Under the anti-trust settlement Microsoft was forced to provide rivals with reasonable, timely access to Windows to allow them to build products that interoperate with Microsoft's technology.
In the first status report following Microsoft's 2001 antitrust settlement, the DoJ said it was concerned that Microsoft had failed to provide adequate access to the Windows source code.
While Microsoft had made a number of changes to its licensing programme, called MCPP (Microsoft’s Communications Protocol Licensing Program) the DoJ highlighted concerns about the royalty structure and rates proposed by Microsoft.
One condition that angered rivals was Microsoft's charge of $100,000 for companies to examine Windows code to see if they wanted to buy it. If they decline the purchase, only $50,000 is refundable.

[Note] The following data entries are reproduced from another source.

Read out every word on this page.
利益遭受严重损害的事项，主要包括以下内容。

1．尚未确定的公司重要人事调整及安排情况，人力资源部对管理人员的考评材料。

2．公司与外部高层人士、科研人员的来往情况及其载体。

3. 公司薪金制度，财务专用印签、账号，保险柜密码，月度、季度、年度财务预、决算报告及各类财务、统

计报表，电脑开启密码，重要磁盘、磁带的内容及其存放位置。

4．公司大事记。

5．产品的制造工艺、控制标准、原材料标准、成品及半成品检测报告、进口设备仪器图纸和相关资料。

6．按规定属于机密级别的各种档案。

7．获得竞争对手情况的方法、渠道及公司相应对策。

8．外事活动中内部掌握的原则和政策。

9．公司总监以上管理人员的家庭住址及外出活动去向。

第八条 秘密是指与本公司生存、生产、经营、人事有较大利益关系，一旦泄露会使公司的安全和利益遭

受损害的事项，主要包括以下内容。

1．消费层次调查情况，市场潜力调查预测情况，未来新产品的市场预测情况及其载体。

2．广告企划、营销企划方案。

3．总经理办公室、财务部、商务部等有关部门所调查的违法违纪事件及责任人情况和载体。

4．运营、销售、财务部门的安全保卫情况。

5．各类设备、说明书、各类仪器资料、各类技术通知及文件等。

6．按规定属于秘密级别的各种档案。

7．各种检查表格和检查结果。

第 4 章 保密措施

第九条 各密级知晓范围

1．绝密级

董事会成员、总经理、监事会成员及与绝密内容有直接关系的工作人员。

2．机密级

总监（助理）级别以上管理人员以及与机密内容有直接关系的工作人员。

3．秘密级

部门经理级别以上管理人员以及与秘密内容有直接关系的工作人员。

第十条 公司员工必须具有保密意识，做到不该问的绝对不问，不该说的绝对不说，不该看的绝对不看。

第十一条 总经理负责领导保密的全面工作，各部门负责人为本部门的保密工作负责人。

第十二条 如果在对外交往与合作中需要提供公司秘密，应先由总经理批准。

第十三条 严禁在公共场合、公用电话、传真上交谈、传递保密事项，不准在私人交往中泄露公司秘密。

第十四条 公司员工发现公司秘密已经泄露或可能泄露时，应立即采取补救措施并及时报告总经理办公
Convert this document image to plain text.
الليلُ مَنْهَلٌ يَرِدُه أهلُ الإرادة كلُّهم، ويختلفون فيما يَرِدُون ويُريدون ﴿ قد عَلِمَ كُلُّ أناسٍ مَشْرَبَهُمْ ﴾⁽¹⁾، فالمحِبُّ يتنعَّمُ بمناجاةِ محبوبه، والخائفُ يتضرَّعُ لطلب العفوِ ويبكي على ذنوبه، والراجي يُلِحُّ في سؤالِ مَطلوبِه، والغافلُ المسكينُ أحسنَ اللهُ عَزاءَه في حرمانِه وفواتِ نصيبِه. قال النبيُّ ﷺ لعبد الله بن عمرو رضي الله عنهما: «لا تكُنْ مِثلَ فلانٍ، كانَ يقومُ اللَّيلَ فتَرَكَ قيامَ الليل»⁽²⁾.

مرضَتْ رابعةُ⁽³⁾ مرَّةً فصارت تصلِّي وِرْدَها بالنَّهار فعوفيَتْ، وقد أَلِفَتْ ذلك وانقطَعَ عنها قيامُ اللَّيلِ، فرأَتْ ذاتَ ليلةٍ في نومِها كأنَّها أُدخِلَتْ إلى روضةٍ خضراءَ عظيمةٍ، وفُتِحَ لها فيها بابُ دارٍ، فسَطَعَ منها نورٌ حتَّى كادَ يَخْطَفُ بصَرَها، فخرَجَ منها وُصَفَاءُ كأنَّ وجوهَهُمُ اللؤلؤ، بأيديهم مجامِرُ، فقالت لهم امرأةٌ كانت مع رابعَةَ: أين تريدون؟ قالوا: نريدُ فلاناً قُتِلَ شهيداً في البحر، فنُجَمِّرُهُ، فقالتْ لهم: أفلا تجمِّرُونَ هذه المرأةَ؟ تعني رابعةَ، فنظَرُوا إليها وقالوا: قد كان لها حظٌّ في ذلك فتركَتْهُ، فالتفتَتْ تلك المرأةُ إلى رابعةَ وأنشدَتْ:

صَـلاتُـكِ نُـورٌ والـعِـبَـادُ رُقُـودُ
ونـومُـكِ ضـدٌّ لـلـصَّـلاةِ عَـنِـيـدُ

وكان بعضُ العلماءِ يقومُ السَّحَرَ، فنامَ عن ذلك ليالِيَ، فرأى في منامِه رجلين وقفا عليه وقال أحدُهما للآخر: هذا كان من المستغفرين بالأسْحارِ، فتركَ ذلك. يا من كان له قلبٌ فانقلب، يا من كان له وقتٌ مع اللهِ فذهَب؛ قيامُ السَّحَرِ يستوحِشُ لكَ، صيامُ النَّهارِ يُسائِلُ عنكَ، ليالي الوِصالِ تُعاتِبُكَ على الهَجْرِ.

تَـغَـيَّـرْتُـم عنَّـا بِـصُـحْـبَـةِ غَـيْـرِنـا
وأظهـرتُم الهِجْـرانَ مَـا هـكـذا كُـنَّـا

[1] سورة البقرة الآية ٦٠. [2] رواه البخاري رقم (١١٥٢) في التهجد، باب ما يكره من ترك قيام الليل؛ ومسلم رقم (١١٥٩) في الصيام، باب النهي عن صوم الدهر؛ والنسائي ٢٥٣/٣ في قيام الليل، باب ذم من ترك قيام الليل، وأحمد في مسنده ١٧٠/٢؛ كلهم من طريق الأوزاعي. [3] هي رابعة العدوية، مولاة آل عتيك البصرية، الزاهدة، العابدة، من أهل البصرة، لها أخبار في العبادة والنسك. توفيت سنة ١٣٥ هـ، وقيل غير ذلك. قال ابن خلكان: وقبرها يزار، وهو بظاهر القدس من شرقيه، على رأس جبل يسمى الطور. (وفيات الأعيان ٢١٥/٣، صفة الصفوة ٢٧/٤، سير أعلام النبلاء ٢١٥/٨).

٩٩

In the report the US government said it was most concerned with Microsoft’s implementation of the requirement of Section III.E of the settlement. This requires the software giant to license certain communications protocols on reasonable and non-discriminatory terms in a timely manner.
The DoJ noted that the requirement to provide access to key communications protocols on "reasonable and non-discriminatory terms" was a significant aspect of the Microsoft settlement: "Without it, the US government said the core of the decree would prove "prematurely obsolete,” the Justice Department noted.
In the status report the DoJ said that while Microsoft had made some changes to its licensing programme, it "remained concerned" about the licence terms and warned that "further steps may need to be taken …to account for Microsoft's delayed implementation".
Microsoft said it was continuing to co-operate with the monitoring process and was prepared to make further adjustments to the licensing programme.